I gobbled up the book, and went back for more. Yesterday I finished Bury Your Dead. Same basic cast, led by Chief Inspector Gamache, a French speaking investigator also fluent in English, enriched by the addition of residents of Quebec City. Here again, Penny handles the language skillfully, using just enough French to keep us cognizant of the characters' backgrounds and loyalties. The latter is important in this story because the main plot rests on the history of political struggle between French and English citizens of Quebec. Actually, main plot is a misnomer. This story has three plots and like the driver of a troika, the author never loses control as powerful steeds pull us along to the end where all three story lines finish in a flourish. The solitary murder is solved, a cold case is reopened and justice restored, and the wrenching story of a terrorist attack is told in flashbacks and in a penultimate scene that challenges the best action that any film could produce.

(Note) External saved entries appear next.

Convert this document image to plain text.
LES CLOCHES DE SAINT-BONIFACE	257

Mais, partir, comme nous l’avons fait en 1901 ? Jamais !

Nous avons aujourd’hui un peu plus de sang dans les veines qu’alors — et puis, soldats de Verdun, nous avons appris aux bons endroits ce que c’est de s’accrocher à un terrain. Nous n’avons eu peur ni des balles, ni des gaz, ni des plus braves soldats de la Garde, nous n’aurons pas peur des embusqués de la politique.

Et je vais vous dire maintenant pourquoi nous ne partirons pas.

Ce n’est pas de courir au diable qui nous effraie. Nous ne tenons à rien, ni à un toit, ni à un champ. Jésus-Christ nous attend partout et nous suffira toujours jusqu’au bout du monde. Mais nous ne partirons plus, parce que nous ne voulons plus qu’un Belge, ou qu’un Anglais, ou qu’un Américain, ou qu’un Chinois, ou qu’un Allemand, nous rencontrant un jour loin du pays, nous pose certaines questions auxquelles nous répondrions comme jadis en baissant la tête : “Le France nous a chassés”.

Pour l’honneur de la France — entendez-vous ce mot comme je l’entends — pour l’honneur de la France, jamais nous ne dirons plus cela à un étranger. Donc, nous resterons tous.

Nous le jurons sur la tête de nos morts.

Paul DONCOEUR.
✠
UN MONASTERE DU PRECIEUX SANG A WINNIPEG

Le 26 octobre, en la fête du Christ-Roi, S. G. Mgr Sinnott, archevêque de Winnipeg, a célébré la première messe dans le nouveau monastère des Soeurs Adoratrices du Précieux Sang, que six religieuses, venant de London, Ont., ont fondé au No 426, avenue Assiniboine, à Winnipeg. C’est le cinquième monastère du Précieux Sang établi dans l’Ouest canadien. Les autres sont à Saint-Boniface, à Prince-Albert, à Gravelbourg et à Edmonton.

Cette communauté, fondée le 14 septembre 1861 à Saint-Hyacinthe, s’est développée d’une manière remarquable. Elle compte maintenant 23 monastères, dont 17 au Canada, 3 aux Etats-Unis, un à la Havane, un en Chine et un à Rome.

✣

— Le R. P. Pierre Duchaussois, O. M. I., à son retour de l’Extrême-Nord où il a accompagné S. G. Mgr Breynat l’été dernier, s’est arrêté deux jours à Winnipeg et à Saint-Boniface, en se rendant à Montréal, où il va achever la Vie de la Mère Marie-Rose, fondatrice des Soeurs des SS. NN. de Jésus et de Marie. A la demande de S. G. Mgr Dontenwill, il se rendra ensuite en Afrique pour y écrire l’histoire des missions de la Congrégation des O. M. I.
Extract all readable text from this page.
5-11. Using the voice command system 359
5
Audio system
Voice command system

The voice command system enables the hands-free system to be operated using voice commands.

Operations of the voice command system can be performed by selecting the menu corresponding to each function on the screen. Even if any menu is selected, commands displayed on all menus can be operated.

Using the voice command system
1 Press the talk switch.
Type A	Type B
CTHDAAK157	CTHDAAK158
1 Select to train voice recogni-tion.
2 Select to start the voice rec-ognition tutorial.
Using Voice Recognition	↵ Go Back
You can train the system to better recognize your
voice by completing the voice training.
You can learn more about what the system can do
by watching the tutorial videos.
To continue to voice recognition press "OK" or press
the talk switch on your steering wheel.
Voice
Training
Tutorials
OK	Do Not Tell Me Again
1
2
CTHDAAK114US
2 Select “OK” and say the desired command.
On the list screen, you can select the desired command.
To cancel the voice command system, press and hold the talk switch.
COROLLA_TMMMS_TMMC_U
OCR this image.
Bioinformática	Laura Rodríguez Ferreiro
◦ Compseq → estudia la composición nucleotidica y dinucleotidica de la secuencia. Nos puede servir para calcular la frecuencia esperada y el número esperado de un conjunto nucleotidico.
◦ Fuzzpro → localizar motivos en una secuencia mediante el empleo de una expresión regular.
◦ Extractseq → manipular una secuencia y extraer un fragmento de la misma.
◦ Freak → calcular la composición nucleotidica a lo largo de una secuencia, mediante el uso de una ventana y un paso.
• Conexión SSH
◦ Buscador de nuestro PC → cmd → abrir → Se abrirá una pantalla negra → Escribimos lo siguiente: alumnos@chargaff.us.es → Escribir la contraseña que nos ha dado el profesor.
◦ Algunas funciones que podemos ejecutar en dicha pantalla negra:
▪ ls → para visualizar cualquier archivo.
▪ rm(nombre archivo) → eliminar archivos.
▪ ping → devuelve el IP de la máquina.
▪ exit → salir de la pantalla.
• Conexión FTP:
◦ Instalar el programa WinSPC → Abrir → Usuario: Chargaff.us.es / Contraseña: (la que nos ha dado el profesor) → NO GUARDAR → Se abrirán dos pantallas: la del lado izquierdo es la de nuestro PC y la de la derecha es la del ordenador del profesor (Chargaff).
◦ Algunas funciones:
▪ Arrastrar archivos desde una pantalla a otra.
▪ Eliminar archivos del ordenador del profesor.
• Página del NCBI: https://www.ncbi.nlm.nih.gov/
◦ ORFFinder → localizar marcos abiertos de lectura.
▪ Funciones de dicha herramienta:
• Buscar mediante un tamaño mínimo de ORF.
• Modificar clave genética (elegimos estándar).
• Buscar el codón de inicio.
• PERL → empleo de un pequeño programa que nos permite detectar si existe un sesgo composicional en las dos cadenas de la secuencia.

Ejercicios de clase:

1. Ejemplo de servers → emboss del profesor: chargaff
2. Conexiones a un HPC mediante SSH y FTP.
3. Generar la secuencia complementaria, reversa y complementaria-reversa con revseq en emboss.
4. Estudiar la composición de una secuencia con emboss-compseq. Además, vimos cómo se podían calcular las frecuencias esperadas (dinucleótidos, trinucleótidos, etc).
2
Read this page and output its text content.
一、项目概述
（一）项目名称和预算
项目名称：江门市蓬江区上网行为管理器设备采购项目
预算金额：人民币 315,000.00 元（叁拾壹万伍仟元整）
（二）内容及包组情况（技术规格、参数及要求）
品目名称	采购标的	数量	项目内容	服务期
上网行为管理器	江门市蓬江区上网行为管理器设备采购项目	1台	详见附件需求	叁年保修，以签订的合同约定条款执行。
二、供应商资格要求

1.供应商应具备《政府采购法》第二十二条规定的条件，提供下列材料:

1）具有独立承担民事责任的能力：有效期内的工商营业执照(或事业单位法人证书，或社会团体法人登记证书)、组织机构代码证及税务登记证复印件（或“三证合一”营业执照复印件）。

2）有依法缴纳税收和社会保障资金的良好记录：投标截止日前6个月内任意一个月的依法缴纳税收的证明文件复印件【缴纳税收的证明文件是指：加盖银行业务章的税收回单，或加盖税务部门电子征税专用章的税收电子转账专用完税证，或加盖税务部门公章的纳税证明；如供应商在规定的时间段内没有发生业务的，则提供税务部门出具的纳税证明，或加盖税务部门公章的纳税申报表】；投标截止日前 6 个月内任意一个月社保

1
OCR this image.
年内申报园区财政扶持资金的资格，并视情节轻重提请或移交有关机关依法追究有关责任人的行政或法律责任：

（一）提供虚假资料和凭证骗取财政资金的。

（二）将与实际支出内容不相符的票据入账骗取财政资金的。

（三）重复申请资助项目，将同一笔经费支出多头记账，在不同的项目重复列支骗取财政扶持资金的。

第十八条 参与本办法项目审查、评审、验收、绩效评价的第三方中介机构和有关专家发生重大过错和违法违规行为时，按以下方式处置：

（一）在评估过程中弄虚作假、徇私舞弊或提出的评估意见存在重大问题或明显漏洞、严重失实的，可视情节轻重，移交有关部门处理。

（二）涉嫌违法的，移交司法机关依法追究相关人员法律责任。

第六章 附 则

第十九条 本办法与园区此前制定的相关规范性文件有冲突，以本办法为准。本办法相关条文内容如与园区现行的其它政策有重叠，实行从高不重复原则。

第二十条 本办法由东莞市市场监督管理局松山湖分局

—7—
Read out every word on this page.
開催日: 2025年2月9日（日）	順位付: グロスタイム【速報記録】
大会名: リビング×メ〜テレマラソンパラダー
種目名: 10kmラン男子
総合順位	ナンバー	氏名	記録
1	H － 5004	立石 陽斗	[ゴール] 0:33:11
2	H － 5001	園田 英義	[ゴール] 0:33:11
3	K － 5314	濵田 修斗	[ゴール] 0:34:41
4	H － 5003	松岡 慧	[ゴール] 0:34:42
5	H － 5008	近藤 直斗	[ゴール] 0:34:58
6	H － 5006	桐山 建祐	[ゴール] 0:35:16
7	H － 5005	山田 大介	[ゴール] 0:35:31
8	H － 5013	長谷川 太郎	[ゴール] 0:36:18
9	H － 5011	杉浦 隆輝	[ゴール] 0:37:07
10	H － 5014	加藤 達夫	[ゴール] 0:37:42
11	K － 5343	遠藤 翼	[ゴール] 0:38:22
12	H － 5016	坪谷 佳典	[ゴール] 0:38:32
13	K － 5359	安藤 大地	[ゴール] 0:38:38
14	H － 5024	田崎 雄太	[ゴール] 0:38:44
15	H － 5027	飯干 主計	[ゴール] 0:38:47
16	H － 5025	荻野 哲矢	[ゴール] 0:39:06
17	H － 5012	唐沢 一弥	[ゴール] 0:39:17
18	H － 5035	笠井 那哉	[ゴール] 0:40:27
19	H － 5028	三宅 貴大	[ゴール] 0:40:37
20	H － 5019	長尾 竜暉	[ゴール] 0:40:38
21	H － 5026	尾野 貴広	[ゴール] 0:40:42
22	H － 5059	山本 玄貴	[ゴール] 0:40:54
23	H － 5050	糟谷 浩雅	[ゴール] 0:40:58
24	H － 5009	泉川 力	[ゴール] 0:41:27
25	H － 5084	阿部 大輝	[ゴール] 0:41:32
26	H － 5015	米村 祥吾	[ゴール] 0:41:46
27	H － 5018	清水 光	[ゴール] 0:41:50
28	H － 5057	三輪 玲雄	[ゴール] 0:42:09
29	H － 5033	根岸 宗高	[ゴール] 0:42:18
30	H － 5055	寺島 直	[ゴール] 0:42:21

Beginning with the first of Penny's mysteries might be a good thing. I think I have inadvertently read a spoiler for whatever title lies between Still Life and Bury Your Dead, but the thing is, I'd reread these books anyway. That's not something I usually do. Once the puzzle is solved most murder mysteries hold little interest. But I'll reread Penny's books because they transcend their genre. May she live long and write much.